If we want Universal Web Literacy to become a global movement, then its value needs to be ingrained in our cultures. What does Web Literacy look like in our brightest future? In our darkest one? What does it look like in a resource-rich or resource-scarce age? After a resurgence or collapse? What are the Web Literacy artifacts we leave to the far future? To deep time? How will our work be remembered as an ancestor of whatever Web comes next?
These are the imponderables I love to ponder alongside the challenges facing us today in producing relevant, accessible, and remixable curriculum that helps as many people as possible read, write, and participate on the Web. I hope I can be of help – and I know I will need yours. Let me know how you think we can do a better job sharing our love of learning and mission to teach the Web through the Mozilla Learning Networks curriculum. You can find me on our community forum, Discourse, reach me by email at chad@mozillafoundation.org, or tweet @chadsansing.

2 responses

  1. Greg McVerry wrote on :

    Chad,
    You have been someone who has inspired me as a maker an teacher. I wouldn’t be as involved with Mozilla Learning Networks if it wasn’t for mentors like you. I can’t wait to see what great things we all build together.
    The exploratory design sounds like it would pair well with the heartbeat approach Mozilla Foundation takes. It will also help folks like me in the community exactly where the team needs help.
    Long term we should consider creating a system of mentor review. Lets help elevate curriculum writing as a scholarly practice.
    Once all the Regional Coordinators, Club Captains, and classroom teachers start using curriculum and tools new activities and kits will emerge. Lets add a submit to review to the curation work flow.
    You have your advisory review or editorial board. We use the guidelines for curriculum contribution being developed. Then we develop the system of mentor review.
    The goal should be to encourage participants to iterate on their activities and kits until they reach the criterion spelled out in the guidelines. So I say mentor review to get community members there. This would not be 100% open review. I like both public and private feedback when it comes to writing.
    The lessons begin in either Discourse using markdown or Thimble remixing kit/activity pages. There is a threshold using the guidelines before being added to the git repo. There the submitter (with mentoring to learn the system if needed) or advisory board take it from there and file the pull requests (hope I said that right) until the teaching kit or activity is proper.
    Who knows maybe when the 500 clubs are running full strength monthly or weekly newsletter carrying new curriculum will just keep spurring growth.
    No matter what direction we head I am glad you are at the helm.

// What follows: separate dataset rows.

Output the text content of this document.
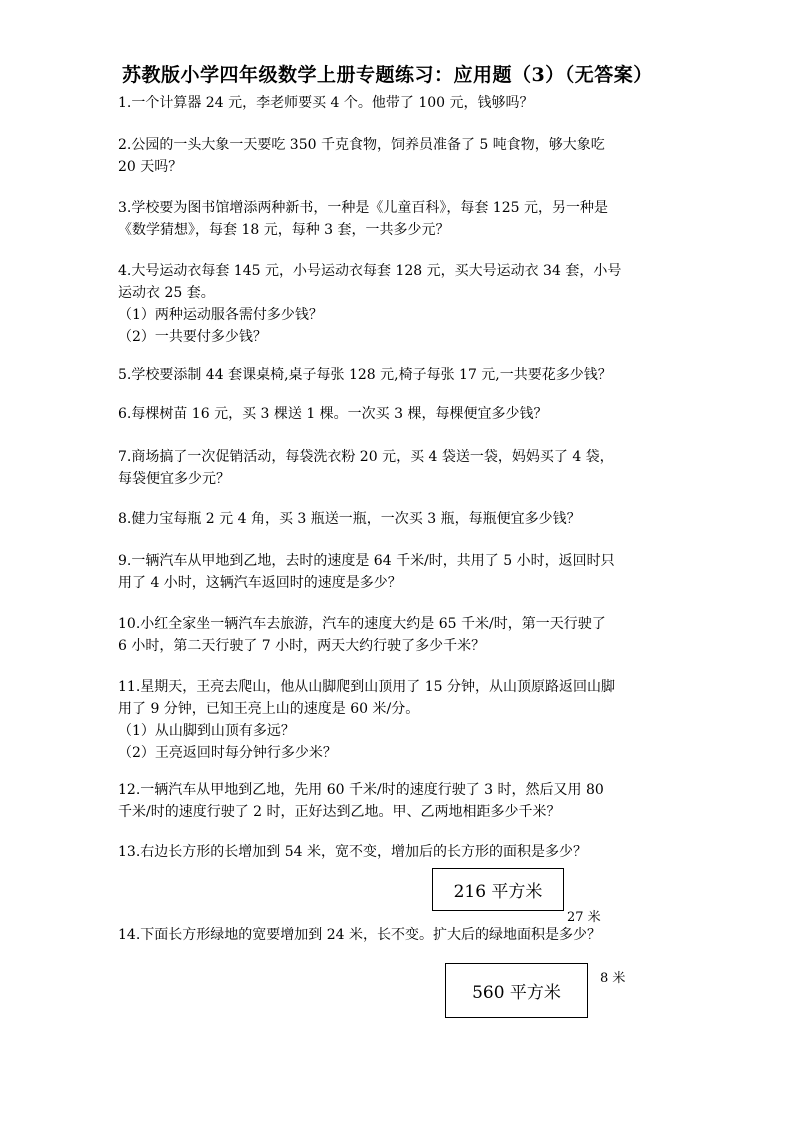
苏教版小学四年级数学上册专题练习：应用题（3）（无答案）

1.一个计算器 24 元，李老师要买 4 个。他带了 100 元，钱够吗？

2.公园的一头大象一天要吃 350 千克食物，饲养员准备了 5 吨食物，够大象吃

20 天吗？

3.学校要为图书馆增添两种新书，一种是《儿童百科》，每套 125 元，另一种是

《数学猜想》，每套 18 元，每种 3 套，一共多少元？

4.大号运动衣每套 145 元，小号运动衣每套 128 元，买大号运动衣 34 套，小号

运动衣 25 套。

（1）两种运动服各需付多少钱？

（2）一共要付多少钱？

5.学校要添制 44 套课桌椅,桌子每张 128 元,椅子每张 17 元,一共要花多少钱？

6.每棵树苗 16 元，买 3 棵送 1 棵。一次买 3 棵，每棵便宜多少钱？

7.商场搞了一次促销活动，每袋洗衣粉 20 元，买 4 袋送一袋，妈妈买了 4 袋，

每袋便宜多少元？

8.健力宝每瓶 2 元 4 角，买 3 瓶送一瓶，一次买 3 瓶，每瓶便宜多少钱？

9.一辆汽车从甲地到乙地，去时的速度是 64 千米/时，共用了 5 小时，返回时只

用了 4 小时，这辆汽车返回时的速度是多少？

10.小红全家坐一辆汽车去旅游，汽车的速度大约是 65 千米/时，第一天行驶了

6 小时，第二天行驶了 7 小时，两天大约行驶了多少千米？

11.星期天，王亮去爬山，他从山脚爬到山顶用了 15 分钟，从山顶原路返回山脚

用了 9 分钟，已知王亮上山的速度是 60 米/分。

（1）从山脚到山顶有多远？

（2）王亮返回时每分钟行多少米？

12.一辆汽车从甲地到乙地，先用 60 千米/时的速度行驶了 3 时，然后又用 80

千米/时的速度行驶了 2 时，正好达到乙地。甲、乙两地相距多少千米？

13.右边长方形的长增加到 54 米，宽不变，增加后的长方形的面积是多少？

216 平方米
27 米

14.下面长方形绿地的宽要增加到 24 米，长不变。扩大后的绿地面积是多少？

560 平方米
8 米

  2. Chad Sansing wrote on :

    Thanks for such a generous and thoughtful comment, Greg!
    I’d very much like to help clubs become a P2P community of practice around curriculum writing and mentor review. I’d also like to continue vetting early drafts of internal work so that they have consistent value to the larger community when released as activities, kits, and other projects. Looking forward to figuring all of this – and GitHub – out together!